Zweitens, der 'Market Maven'. Dieser Typ wurde erst Mitte der 80er Jahre zum ersten Mal beschrieben. Es handelt sich dabei nicht um einen Spezialisten auf einem bestimmten Gebiet, sondern um Menschen (häufig weiblich), die sich allgemein für den Konsumprozess und für das Shoppen interessieren, Anzeigenblätter lesen und wissen, wo es grade die besten Deals und Schnäppchen gibt. Es sind also weniger Leute, die zu einem bestimmten Thema sehr kenntnisreich Auskunft geben können, sondern eher Menschen, die ihren Freunden und Bekannten aktuelle Hinweise zu guten Deals geben.
Bei meinen Überlegungen soll es eher um den ersten Typ gehen. Dazu gilt das, was ich hier schreibe, für den Business-to-Consumer-Markt. Im B2B-Bereich sind einige Dinge anders. Nun zu meinen Thesen:
1. Meinungsführer sind extrem wichtig. Wenn wir von der Prämisse ausgehen, dass Mundpropaganda unter anderem dafür dient, Risiko und Komplexität zu reduzieren, dann ist die Bedeutung von Meinungsführern sehr hoch. Denn sie sind die Anlaufstellen, die wir nutzen, um uns Meinungen und Einschätzungen zu Produkten und zu Dienstleistungen zu holen, weil wir dadurch unseren eigenen Recherche-Aufwand sehr stark minimieren können. Außerdem können wir dadurch Risiko minimieren - denn wenn jemand anders von Erfahrungen mit einer Dienstleistung weiß (die sich oft nur schlecht ohne Ausprobieren sammeln lassen), dann brauchen wir das Risiko nicht mehr selbst einzugehen. Jeder, der eine teure oder riskante Anschaffung tätigen will, ist extrem dankbar für eine unabhängige Stimme, die dazu eine hoffentlich qualifizierte Meinung abgeben kann.

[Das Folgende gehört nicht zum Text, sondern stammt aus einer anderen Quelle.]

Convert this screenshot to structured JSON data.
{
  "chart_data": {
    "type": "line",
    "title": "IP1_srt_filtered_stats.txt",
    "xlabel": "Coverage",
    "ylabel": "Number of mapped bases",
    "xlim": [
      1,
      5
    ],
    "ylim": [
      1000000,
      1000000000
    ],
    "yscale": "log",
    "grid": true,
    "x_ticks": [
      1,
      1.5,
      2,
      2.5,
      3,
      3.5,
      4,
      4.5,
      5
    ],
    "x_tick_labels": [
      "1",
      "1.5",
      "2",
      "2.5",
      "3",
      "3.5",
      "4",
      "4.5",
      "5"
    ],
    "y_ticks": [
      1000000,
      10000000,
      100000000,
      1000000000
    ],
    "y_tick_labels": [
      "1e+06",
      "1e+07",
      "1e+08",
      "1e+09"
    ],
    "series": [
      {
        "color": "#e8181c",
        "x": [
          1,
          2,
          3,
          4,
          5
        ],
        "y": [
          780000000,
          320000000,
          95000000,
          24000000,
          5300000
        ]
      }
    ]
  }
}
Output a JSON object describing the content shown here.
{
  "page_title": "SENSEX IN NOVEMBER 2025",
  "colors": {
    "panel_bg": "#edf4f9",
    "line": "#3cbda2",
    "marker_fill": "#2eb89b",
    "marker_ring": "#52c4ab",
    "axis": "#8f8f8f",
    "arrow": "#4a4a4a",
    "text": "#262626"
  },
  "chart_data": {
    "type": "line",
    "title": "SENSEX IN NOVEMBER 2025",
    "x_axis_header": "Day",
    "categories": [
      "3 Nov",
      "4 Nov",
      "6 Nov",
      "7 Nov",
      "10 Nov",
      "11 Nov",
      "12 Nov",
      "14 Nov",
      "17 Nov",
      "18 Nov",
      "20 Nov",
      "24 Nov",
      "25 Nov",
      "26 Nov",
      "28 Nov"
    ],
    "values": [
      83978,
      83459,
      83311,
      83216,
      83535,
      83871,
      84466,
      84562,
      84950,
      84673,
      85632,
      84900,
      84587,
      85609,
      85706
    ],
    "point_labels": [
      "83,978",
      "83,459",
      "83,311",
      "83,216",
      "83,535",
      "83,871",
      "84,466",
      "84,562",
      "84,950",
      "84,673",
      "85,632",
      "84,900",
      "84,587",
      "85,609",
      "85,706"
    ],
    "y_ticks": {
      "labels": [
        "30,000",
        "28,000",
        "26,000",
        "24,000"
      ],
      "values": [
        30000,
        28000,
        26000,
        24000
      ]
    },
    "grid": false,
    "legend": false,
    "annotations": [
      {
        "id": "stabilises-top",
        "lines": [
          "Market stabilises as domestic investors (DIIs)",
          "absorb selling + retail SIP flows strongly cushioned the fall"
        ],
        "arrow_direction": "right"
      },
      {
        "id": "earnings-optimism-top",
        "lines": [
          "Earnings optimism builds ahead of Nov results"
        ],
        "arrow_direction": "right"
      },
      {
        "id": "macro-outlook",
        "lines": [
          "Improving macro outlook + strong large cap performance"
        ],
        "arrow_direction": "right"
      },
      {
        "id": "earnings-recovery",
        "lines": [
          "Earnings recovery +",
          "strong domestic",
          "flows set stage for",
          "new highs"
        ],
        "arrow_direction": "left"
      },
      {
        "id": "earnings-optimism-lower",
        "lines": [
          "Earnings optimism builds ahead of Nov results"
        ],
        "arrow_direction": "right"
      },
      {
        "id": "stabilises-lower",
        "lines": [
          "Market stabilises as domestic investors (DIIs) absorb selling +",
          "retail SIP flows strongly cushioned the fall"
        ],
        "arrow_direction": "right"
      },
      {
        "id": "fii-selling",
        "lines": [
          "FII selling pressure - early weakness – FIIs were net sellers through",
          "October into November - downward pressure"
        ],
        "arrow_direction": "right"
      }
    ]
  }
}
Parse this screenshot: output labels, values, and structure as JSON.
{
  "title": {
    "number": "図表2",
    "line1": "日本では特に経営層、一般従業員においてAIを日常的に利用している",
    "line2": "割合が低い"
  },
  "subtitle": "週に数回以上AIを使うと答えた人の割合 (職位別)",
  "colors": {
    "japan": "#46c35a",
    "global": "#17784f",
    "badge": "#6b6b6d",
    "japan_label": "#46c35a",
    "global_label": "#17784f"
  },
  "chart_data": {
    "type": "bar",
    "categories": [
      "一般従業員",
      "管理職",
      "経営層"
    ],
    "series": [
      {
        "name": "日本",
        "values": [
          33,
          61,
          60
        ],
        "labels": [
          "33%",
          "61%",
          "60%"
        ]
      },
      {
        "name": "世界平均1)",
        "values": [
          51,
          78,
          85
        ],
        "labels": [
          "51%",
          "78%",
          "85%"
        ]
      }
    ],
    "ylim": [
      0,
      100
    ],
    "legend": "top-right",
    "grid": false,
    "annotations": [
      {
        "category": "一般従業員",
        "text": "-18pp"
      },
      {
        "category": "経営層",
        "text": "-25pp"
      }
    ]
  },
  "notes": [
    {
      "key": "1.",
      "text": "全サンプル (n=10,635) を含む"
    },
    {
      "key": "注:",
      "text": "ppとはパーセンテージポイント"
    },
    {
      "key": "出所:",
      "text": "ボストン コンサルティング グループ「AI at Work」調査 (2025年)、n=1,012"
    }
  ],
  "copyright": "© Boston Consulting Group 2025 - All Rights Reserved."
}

Mittlerweile findet dieses Informationseinholen verstärkt über Google statt. Wir suchen nach den Produktnamen und Themen und stoßen auf Internetseiten, die hoch verlinkt sind und daher (hoffentlich) Autorität haben. Wir lesen uns kurz ein und können auf diese Weise ein paar interessante unabhängige (?) Eindrücke über das jeweilige Produkt sammeln. Oder aber es gibt Online-Meinungsführer, die wir aus dem Web kennen, weil wir ihre Blogs lesen (und dann manchmal auch "im realen Leben" kennenlernen). Wir lesen ihre Meinungen zu bestimmten Produkten, oder können sie per E-Mail fragen.
Also: weniges ist so nützlich für die Kaufentscheidung wie ein vertrauensvoller Meinungsführer, der in Reichweite ist.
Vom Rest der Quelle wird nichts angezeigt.